Robert Melanson explique toutefois que même si les Acadiens des autres provinces atlantiques ne sont pas inclus dans la coalition, ils ont les mêmes choses à gagner que la SANB.

Quant aux francophones de l’Ouest, la situation n’est pas la même qu’au Nouveau-Brunswick et en Ontario avec des premiers ministres comme Doug Ford et Blaine Higgs selon M. Melanson. Des climats de tensions linguistiques se sont bien fait sentir au cours la dernière année dans les deux provinces.

« En fait, peut-être que pour eux, ce n’est pas aussi prioritaire que pour nous », dit-il.

Cette alliance ne risque pas d’améliorer non plus les relations des Franco-Ontariens et des Acadiens avec le gouvernement du Québec selon Rémy Léger.

Il explique que cela fait des décennies que les francophones hors Québec essayent de se faire entendre au Québec.

Le mouvement « Résistance » de l’Assemblée de la francophonie de l’Ontario a voulu dénoncer les compressions dans les services français de Doug Ford.

Cette initiative a eu un écho au Québec et a su interpeler les communautés francophones du Canada.

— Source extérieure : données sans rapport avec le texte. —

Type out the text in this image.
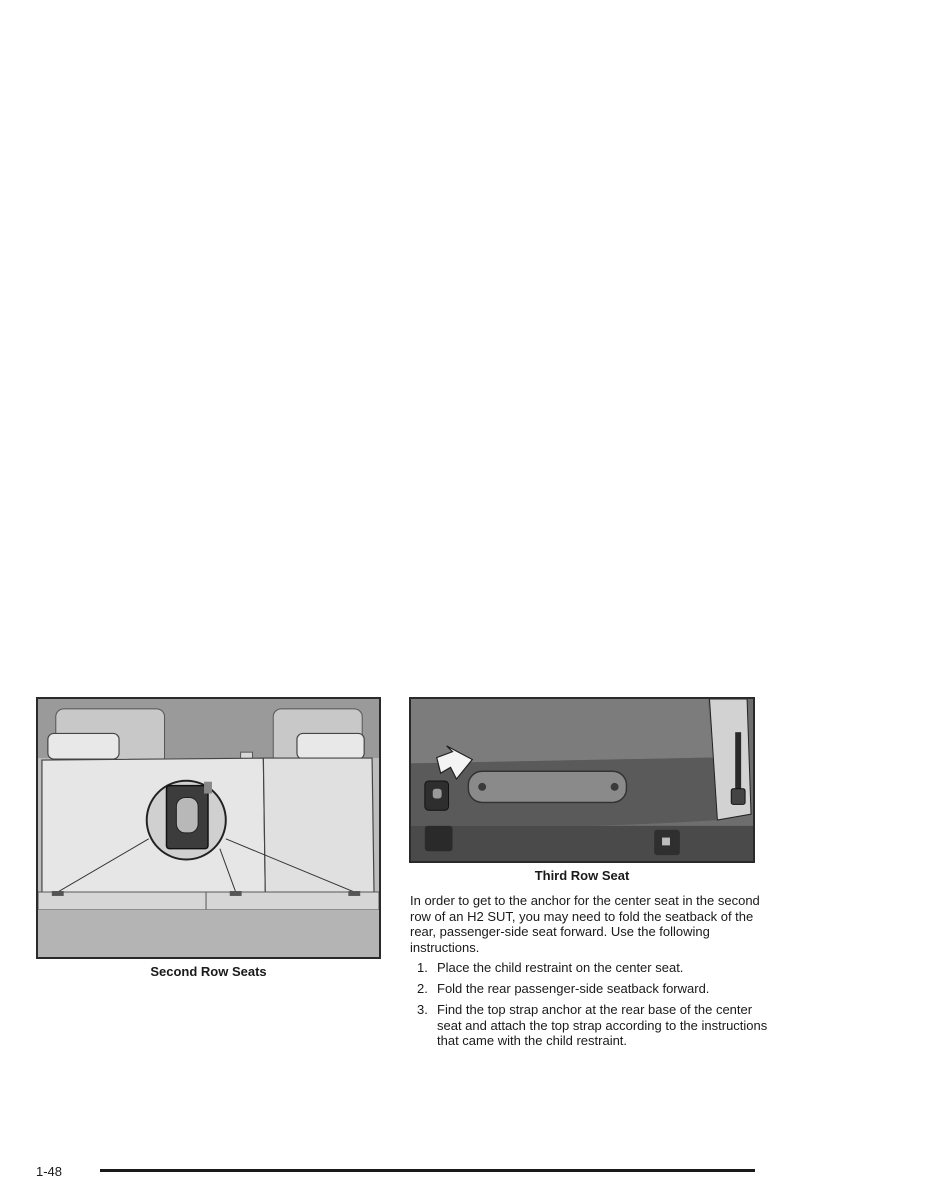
Second Row Seats

Third Row Seat

In order to get to the anchor for the center seat in the second row of an H2 SUT, you may need to fold the seatback of the rear, passenger-side seat forward. Use the following instructions.

1. Place the child restraint on the center seat.
2. Fold the rear passenger-side seatback forward.
3. Find the top strap anchor at the rear base of the center seat and attach the top strap according to the instructions that came with the child restraint.
1-48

Les Franco-Ontariens avaient par la suite été invités à lancer le défilé de la Fête nationale du Québec le 24 juin à Montréal.

Le politologue souligne que les francophones hors Québec ont gagné un capital de sympathie avec le gouvernement et le public québécois ces derniers temps.

« Les Franco-Ontariens se tournent de bord deux semaines après la Fête nationale du Québec et s’allient avec le QCGN. Je ne pense pas qu’on aille besoin d’en dire plus », conclut-il.